While the 2010s did lead to a stunning collapse in classical liberal thinking (of the type exemplified most prominently by Glenn Greenwald), with the exceptions of the Arab world and North Korea (both far less classically liberal than most countries), it has led to no real threats to the economic doctrine of neoliberalism.
Consider patterns in economic growth across the world:
*Within the E.U.-15, the major country that experienced the fastest growth was Germany. Relatively neoliberal Denmark saw even faster productivity growth. The greatest economic disaster was in the very anti-neoliberal Greece. Relatively neoliberal Spain had the fastest growth of the PIGS.
*Within Eastern Europe, relatively neoliberal Baltics, Poland, and Romania had much faster growth than the relatively anti-neoliberal Russia and Belarus. Russians do not want to be like Poland or the Baltics; they want their country to be as rich as Germany.

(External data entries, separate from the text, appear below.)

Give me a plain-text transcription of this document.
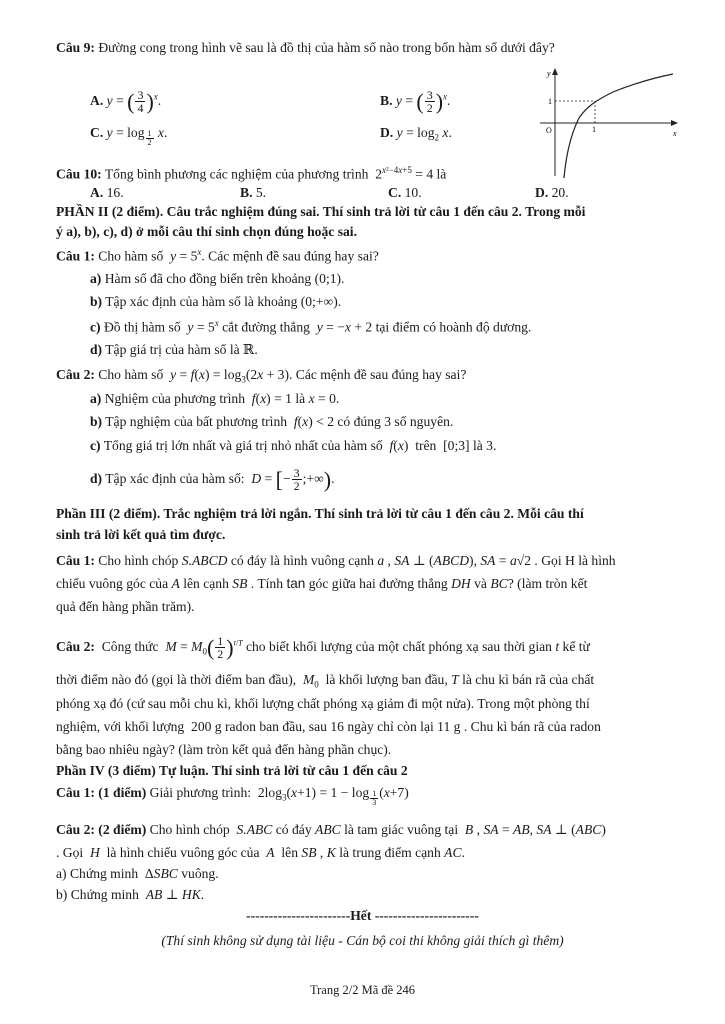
Câu 9: Đường cong trong hình vẽ sau là đồ thị của hàm số nào trong bốn hàm số dưới đây?
A. y = ( $\frac{3}{4} )^x$.	B. y = ( $\frac{3}{2} )^x$.
C. y = log $_{\frac{1}{2}}$ x.	D. $y = \log_2 x$.
y
x
O
1
1
Câu 10: Tổng bình phương các nghiệm của phương trình  $2^{x^2-4x+5} = 4$ là
A. 16.	B. 5.	C. 10.	D. 20.
PHẦN II (2 điểm). Câu trắc nghiệm đúng sai. Thí sinh trả lời từ câu 1 đến câu 2. Trong mỗi
ý a), b), c), d) ở mỗi câu thí sinh chọn đúng hoặc sai.
Câu 1: Cho hàm số  $y = 5^x$. Các mệnh đề sau đúng hay sai?
a) Hàm số đã cho đồng biến trên khoảng (0;1).
b) Tập xác định của hàm số là khoảng (0;+∞).
c) Đồ thị hàm số  $y = 5^x$ cắt đường thẳng  y = −x + 2 tại điểm có hoành độ dương.
d) Tập giá trị của hàm số là ℝ.
Câu 2: Cho hàm số  $y = f(x) = \log_3(2x + 3)$. Các mệnh đề sau đúng hay sai?
a) Nghiệm của phương trình  f(x) = 1 là x = 0.
b) Tập nghiệm của bất phương trình  f(x) < 2 có đúng 3 số nguyên.
c) Tổng giá trị lớn nhất và giá trị nhỏ nhất của hàm số  f(x)  trên  [0;3] là 3.
d) Tập xác định của hàm số:  D = [− $\frac{3}{2}$ ;+∞).
Phần III (2 điểm). Trắc nghiệm trả lời ngắn. Thí sinh trả lời từ câu 1 đến câu 2. Mỗi câu thí
sinh trả lời kết quả tìm được.
Câu 1: Cho hình chóp S.ABCD có đáy là hình vuông cạnh a , SA ⊥ (ABCD), SA = a√2 . Gọi H là hình
chiếu vuông góc của A lên cạnh SB . Tính tan góc giữa hai đường thẳng DH và BC? (làm tròn kết
quả đến hàng phần trăm).
Câu 2:  Công thức  $M = M_0( \frac{1}{2} )^{t/T}$ cho biết khối lượng của một chất phóng xạ sau thời gian t kể từ
thời điểm nào đó (gọi là thời điểm ban đầu),  $M_0$  là khối lượng ban đầu, T là chu kì bán rã của chất
phóng xạ đó (cứ sau mỗi chu kì, khối lượng chất phóng xạ giảm đi một nửa). Trong một phòng thí
nghiệm, với khối lượng  200 g radon ban đầu, sau 16 ngày chỉ còn lại 11 g . Chu kì bán rã của radon
bằng bao nhiêu ngày? (làm tròn kết quả đến hàng phần chục).
Phần IV (3 điểm) Tự luận. Thí sinh trả lời từ câu 1 đến câu 2
Câu 1: (1 điểm) Giải phương trình:  $2\log_3(x+1) = 1 - \log _{\frac{1}{3}}$ (x+7)
Câu 2: (2 điểm) Cho hình chóp  S.ABC có đáy ABC là tam giác vuông tại  B , SA = AB, SA ⊥ (ABC)
. Gọi  H  là hình chiếu vuông góc của  A  lên SB , K là trung điểm cạnh AC.
a) Chứng minh  ΔSBC vuông.
b) Chứng minh  AB ⊥ HK.
-----------------------Hết -----------------------
(Thí sinh không sử dụng tài liệu - Cán bộ coi thi không giải thích gì thêm)
Trang 2/2 Mã đề 246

But they see very clearly the quickest way to get there is through Baltic and Polish means. And surely they are embarrassed that they have fallen behind Romania.
*Within China, the more marketized South has grown faster than the more industrial North, with the Northeast growing slowest of all. In Japan, Abenomics is widely seen as a success, though the country has fallen behind Korea in GDP by PPP per capita, though not per worker hour. In 2019, despite an age structure much more skewed to retirees, Japan ended up with the same employment-population ratio as the U.S. The Japanese productivity stagnation has been widely, and largely correctly been blamed on lack of structural reform.
*The neoliberal tendencies of the 1990s and 2000s in the third world have generally worked out well for these countries in the 2010s, so there is no reason for them to change course.
*The U.S. did not see slower per capita growth than the E.U.-15 (it had faster productivity growth, but fell behind several E.U.-15 countries in employment-population ratio -only this last is an anti-neoliberal blow, though not a major one).
This is a far cry from the 1930s, when the fastest-growing major economies in the world were the extremely state-led Japan and the Soviet Union, and the fastest recovery from the Great Depression within the E.U.-15 was in Nazi Germany. As a result, China and Russia both took pro-market steps during the 2010s. Boris Johnson is fairly neoliberal.
There is also no strong reason to expect skepticism of markets to rise among the highly intelligent. The most exciting developments in technology have all come from the market.
Similarly, there is no reason to expect central banks to significantly exceed their inflation targets, though there is some reason to expect them to better meet them.
There is reason to expect the fiscal indiscipline of the 2010s to continue, mostly due to the unpopularity of tax increases. But this will come to an end at some point.
As for the 2020s -expect 2010s trends to continue, though not as severely.